Juan Arnulfo Vasquez-Munoz (Vasquez) appeals the 121-month sentence imposed following his plea of guilty to possession of 500 grams or more of methamphetamine with intent to distribute, a violation of 21 U.S.C. § 841(a)(1). Vasquez challenges the imposition of a two-level enhancement for importation of methamphetamine pursuant to U.S.S.G. § 2D1.1(b)(4), asserting, inter alia, that § 2D1.1(b)(4) requires proof of knowledge of importation; that the district court erred by failing to consider his knowledge; and that the evidence was insufficient to support a finding of knowledge.

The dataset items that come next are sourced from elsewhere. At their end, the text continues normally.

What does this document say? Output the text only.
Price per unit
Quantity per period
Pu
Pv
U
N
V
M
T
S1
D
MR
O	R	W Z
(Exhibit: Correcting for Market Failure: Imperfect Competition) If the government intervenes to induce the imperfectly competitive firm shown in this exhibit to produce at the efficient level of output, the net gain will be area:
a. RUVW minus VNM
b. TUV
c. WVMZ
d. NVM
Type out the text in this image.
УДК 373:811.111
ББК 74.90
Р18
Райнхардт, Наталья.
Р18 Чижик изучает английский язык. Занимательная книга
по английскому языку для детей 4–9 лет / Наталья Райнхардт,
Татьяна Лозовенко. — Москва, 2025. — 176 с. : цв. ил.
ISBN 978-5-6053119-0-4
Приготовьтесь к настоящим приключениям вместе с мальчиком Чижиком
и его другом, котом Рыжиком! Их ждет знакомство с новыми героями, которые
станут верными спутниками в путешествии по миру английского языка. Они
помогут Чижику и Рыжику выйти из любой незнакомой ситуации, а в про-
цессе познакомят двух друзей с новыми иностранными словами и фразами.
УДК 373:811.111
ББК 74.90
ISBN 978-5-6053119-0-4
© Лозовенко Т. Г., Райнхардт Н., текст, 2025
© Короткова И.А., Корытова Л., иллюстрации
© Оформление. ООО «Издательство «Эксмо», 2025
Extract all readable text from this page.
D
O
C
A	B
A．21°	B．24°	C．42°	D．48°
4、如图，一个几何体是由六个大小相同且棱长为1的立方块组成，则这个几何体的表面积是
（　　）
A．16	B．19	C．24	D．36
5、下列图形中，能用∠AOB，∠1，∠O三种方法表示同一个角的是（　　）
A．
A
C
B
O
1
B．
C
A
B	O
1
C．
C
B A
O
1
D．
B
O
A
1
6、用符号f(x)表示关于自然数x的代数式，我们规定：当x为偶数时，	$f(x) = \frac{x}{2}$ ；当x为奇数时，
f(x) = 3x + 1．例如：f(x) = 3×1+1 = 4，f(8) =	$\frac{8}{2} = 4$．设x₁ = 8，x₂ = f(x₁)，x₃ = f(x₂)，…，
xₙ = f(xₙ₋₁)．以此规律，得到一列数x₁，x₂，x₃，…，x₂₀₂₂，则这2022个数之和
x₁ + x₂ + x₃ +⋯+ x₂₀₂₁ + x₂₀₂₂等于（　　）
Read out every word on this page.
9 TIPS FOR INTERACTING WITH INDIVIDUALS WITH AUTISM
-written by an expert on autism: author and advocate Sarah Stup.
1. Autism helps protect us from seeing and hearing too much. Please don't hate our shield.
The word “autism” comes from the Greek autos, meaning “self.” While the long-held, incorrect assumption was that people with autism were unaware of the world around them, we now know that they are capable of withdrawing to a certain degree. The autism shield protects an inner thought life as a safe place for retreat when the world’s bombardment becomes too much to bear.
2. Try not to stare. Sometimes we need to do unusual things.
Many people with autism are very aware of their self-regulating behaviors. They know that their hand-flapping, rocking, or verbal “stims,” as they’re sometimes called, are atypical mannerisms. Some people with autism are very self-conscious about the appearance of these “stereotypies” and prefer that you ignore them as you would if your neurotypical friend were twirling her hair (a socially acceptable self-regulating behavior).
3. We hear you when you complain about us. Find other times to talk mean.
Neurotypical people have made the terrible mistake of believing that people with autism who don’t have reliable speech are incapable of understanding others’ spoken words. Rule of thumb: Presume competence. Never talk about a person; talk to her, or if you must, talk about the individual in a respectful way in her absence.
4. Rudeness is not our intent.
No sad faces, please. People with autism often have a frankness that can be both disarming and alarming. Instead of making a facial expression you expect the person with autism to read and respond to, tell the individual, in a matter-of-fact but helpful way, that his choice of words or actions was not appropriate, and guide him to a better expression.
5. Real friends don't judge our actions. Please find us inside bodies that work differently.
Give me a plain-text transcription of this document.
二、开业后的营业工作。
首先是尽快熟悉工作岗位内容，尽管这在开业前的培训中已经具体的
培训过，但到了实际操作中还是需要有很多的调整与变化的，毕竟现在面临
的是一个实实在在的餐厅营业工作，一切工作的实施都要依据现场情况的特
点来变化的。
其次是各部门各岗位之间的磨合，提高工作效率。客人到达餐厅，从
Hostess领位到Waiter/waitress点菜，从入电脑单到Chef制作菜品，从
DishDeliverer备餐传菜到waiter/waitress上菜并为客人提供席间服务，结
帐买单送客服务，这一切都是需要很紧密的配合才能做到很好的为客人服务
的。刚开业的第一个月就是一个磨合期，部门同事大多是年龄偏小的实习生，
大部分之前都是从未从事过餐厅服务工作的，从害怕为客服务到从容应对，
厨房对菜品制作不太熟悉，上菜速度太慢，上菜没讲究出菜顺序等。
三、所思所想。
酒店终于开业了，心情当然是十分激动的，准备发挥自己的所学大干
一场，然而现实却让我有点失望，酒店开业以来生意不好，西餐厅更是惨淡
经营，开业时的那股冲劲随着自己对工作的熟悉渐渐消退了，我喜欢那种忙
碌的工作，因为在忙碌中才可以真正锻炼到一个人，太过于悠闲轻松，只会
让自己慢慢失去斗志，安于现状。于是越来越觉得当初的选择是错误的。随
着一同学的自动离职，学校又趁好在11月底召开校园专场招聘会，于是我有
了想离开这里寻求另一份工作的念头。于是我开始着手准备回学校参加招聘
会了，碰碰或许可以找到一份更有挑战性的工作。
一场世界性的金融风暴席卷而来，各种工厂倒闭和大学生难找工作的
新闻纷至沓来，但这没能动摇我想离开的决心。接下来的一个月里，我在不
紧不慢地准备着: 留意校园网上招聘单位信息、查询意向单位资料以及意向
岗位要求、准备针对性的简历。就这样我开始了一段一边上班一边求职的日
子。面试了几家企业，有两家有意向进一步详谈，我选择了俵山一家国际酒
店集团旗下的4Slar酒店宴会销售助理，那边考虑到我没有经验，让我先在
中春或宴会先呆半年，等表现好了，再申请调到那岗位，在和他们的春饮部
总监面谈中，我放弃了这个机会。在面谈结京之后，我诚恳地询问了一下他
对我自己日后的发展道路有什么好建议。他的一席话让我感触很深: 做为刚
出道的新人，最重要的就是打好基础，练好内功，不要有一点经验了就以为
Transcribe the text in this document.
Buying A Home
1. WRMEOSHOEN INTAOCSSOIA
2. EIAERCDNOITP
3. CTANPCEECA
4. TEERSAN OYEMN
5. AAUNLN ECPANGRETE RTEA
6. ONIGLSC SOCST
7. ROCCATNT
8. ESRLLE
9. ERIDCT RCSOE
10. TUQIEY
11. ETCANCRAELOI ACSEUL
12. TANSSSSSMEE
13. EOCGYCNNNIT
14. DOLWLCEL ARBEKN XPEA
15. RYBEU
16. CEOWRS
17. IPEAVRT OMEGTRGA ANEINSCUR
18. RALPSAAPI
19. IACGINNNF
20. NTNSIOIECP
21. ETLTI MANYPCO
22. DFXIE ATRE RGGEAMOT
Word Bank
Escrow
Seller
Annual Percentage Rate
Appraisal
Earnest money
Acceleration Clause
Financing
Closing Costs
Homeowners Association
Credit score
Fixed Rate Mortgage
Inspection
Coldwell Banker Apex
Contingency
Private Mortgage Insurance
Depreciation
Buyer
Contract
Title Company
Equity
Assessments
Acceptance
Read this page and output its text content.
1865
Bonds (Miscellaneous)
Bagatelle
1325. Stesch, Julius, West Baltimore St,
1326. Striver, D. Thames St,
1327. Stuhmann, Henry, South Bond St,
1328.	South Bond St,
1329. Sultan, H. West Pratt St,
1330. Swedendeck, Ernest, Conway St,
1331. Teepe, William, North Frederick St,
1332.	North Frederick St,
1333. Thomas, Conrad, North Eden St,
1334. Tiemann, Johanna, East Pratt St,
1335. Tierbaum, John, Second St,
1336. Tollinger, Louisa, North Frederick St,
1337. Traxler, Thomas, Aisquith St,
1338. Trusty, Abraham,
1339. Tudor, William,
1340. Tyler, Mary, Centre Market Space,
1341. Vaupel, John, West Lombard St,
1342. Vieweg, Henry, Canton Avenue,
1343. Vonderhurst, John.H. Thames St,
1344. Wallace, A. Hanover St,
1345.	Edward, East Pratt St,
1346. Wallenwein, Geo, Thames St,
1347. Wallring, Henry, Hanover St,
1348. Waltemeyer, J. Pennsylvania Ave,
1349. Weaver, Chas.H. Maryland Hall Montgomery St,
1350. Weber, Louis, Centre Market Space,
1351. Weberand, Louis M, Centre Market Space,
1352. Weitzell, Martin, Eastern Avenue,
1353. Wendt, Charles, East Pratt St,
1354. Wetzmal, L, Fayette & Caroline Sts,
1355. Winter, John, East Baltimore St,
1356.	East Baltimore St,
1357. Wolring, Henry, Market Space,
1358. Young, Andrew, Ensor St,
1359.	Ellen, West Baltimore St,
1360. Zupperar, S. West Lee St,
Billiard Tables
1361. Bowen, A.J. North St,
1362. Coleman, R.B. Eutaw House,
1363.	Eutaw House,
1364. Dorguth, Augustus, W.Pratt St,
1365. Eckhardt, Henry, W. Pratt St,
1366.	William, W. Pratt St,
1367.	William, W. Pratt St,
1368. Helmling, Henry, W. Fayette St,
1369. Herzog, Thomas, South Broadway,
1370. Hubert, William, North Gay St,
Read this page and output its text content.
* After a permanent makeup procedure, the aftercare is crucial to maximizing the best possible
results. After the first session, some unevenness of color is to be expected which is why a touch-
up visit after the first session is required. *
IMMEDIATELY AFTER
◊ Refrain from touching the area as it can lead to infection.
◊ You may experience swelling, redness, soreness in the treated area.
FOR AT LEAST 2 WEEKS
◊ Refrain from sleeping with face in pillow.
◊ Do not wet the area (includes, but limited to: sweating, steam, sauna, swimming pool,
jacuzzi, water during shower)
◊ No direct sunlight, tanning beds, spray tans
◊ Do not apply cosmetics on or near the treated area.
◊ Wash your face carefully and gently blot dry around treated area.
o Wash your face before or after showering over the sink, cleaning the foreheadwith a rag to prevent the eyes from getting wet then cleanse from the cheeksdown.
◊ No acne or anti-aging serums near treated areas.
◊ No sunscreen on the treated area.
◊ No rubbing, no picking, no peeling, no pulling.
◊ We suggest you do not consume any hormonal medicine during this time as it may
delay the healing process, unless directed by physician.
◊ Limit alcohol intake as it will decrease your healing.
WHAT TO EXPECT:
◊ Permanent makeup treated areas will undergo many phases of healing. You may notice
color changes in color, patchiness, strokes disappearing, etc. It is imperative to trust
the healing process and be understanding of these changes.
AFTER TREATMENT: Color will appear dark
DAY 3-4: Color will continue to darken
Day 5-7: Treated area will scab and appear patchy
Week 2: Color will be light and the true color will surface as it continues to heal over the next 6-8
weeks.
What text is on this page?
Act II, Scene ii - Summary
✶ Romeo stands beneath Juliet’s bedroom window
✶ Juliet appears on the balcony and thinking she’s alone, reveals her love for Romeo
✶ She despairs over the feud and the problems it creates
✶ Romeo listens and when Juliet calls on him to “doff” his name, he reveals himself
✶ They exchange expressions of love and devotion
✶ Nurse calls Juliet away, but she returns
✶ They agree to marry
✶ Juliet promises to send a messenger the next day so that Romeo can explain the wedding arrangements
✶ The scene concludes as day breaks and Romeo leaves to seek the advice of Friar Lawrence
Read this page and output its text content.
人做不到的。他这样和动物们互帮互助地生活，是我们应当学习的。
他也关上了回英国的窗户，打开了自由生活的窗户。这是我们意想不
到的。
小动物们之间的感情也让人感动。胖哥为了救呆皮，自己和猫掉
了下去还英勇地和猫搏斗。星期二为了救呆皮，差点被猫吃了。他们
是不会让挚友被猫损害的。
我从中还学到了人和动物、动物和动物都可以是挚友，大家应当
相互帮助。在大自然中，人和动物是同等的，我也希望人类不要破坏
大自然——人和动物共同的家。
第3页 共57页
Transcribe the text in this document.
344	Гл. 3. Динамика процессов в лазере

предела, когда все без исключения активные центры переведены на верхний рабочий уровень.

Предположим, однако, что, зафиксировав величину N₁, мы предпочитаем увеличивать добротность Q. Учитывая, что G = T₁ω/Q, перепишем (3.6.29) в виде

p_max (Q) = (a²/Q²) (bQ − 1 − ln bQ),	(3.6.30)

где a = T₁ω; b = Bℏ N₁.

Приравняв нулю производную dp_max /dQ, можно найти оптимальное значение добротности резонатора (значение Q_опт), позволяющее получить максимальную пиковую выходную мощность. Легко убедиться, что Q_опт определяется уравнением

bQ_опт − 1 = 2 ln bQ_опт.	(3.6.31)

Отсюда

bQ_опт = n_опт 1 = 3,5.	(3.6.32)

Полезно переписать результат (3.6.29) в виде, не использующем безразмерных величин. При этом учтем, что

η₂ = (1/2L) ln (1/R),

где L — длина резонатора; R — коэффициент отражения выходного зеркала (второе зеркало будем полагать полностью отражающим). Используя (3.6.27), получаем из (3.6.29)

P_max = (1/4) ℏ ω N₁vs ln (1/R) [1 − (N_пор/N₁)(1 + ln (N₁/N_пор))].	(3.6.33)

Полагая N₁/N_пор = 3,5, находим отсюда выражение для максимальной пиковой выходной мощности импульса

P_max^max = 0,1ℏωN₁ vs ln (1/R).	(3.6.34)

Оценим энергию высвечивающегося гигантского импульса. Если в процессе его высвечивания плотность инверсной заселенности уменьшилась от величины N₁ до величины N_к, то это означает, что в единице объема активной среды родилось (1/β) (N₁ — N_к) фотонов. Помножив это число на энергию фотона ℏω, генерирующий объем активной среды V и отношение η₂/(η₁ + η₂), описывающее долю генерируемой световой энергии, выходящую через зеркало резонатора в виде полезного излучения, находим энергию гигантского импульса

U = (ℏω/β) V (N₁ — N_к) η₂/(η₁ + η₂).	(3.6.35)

In the district court, however, Vasquez argued only that importation must be alleged and proven in light of United States v. Booker, 543 U.S. 220, 125 S.Ct. 738, 160 L.Ed.2d 621 (2005). Because Vasquez did not object to the enhancement on the ground he now raises on appeal, we review for plain error. See United States v. Garcia-Mendez, 420 F.3d 454, 456 (5th Cir. 2005), cert. denied, 546 U.S. 1199, 126 S.Ct. 1398, 164 L.Ed.2d 100 (2006). Under that standard, Vasquez must demonstrate (1) error, (2) that is plain, i.e., clear or obvious, and (3) that affected his substantial rights. See United States v. Garza-Lopez, 410 F.3d 268, 272 (5th Cir. 2005). Even if all three conditions are met, this court may exercise its discretion to correct the error only if the error "seriously affects the fairness, integrity, or public reputation of judicial proceedings." Id. (internal quotation marks and citation omitted).

The unrebutted information in the presentence report reflected that Vasquez admitted in a post-arrest statement and during his presentence interview that he agreed to transport drugs from Mexico to Dallas and that he drove the delivery car with drugs from Mexico to the United States. Accordingly, even if knowledge is a required element of a § 2D1.1(b)(4) enhancement, the evidence amply supported the imposition of the enhancement. There was no error, plain or otherwise.

The judgment of the district court is AFFIRMED.